In recent remarks to foreign journalists, Secretary of State John Kerry emphasized the importance of U.S. engagement in some of the most difficult challenges our world faces.
On security, the United States led the effort to form a coalition of over 60 nations that is helping to stop ISIL after it swept across Iraq and Syria, taking over cities, destroying communities and murdering civilians.
After 35 years of diplomatic silence, the United States not only helped start negotiations with Iran, but led the effort that ensured that Iran’s nuclear program is and will remain, exclusively peaceful.

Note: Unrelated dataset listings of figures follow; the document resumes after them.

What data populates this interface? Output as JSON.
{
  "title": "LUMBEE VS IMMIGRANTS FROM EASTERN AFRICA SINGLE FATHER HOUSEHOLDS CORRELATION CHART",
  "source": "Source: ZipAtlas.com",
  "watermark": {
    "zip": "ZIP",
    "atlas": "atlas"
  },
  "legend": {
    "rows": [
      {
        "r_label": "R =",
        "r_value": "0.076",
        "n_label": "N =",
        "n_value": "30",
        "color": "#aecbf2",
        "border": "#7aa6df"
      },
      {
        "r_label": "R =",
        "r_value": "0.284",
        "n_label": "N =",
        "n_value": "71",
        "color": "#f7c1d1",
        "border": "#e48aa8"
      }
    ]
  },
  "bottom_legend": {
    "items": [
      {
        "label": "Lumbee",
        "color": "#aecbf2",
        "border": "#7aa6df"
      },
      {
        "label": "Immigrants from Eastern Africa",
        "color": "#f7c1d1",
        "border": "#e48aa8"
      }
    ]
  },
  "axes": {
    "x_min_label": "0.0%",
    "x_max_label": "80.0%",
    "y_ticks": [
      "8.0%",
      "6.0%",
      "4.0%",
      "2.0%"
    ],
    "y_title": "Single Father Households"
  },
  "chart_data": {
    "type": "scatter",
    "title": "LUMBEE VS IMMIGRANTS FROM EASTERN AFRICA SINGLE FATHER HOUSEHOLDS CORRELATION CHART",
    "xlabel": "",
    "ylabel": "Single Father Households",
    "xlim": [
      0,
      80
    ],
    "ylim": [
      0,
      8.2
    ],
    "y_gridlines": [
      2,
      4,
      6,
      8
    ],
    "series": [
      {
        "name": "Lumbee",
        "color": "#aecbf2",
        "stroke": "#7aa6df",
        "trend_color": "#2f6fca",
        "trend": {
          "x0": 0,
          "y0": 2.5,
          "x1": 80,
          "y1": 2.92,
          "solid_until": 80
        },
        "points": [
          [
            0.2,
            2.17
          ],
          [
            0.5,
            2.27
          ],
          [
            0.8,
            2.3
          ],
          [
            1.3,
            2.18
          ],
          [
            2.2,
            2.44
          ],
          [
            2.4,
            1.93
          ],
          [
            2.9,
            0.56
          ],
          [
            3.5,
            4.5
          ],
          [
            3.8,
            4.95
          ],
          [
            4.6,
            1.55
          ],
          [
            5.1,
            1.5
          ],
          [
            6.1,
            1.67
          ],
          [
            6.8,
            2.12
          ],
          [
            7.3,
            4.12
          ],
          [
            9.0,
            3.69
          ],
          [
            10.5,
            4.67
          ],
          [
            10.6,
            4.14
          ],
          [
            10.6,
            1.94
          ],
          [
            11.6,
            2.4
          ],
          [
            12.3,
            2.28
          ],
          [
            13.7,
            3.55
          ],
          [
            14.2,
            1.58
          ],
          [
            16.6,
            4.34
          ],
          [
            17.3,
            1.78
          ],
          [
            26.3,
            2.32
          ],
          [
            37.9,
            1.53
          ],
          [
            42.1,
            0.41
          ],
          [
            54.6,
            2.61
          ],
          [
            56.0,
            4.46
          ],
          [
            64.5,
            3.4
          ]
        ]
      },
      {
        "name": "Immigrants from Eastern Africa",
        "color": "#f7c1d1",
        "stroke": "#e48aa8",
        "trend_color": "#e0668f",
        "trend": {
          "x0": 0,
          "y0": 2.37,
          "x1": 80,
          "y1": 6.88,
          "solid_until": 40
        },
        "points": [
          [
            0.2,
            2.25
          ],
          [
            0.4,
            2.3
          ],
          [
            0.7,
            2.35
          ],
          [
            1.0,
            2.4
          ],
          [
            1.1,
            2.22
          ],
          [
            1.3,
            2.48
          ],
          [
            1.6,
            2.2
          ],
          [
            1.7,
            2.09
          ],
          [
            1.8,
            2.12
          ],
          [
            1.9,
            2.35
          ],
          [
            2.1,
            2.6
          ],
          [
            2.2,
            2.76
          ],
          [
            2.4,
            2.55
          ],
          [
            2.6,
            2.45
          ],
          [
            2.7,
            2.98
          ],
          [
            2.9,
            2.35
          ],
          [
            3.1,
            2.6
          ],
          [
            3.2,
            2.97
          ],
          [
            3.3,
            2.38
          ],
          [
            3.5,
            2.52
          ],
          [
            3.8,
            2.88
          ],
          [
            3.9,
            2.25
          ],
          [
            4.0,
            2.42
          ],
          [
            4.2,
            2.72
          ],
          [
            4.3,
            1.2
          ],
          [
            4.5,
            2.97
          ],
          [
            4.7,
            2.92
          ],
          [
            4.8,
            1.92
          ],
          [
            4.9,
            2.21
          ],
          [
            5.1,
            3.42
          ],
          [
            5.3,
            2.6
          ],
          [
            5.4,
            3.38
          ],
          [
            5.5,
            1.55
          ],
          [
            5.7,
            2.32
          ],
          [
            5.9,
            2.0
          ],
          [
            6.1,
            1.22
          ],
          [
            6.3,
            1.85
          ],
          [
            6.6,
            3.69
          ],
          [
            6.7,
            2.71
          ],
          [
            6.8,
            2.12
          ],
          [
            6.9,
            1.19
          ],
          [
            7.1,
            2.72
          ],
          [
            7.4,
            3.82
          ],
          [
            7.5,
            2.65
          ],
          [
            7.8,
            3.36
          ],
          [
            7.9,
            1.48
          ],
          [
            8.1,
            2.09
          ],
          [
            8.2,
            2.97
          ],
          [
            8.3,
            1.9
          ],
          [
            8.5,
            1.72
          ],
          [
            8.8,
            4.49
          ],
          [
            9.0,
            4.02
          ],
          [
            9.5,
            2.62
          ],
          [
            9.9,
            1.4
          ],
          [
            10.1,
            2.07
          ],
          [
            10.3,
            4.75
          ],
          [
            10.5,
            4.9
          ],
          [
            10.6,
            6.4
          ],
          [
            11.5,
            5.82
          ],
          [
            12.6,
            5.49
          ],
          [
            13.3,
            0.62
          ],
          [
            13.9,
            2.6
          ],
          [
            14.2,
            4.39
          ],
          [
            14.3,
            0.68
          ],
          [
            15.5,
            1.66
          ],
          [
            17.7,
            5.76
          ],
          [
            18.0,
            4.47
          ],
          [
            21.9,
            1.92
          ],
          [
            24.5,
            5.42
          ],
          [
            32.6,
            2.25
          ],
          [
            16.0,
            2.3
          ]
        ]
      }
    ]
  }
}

We continue to lead the fight against HIV AIDS. As a result, said Secretary Kerry, “Today, we’re on the brink of seeing the first generation of AIDS-free children being born in Africa, and that’s through PEPFAR, the United States program to help provide healthcare and change lives for people.”
When the recent Ebola epidemic first arose in West Africa, many predicted that it would claim as many as a million lives before it ran its course. But 3,000 U.S. troops, sent to West Africa by President Barack Obama, worked with personnel from many other nations to build up local healthcare capacity. “We summoned an international movement, and guess what? Those million people didn’t die,” said Secretary Kerry.
On climate change, the United States made a pact with China to that set an example of how to reduce emissions on a global basis, a move that helped set the stage for the signing of the Paris agreement. We helped craft the Kigali agreement that will end the production and use of hydrofluorocarbons. And we helped to set aside millions of square kilometers of ocean in the Antarctic, the Pacific and the Atlantic, to save our waters and fisheries.
“I have never seen the United States of America more engaged to the benefit of everybody else, in order to try to help other countries work their way through crises, to make peace and stability so we can go home and pay attention to things here,” said Secretary of State Kerry. “I’ve never seen us more engaged in more countries at one time on more issues of significance with greater consequence than now.”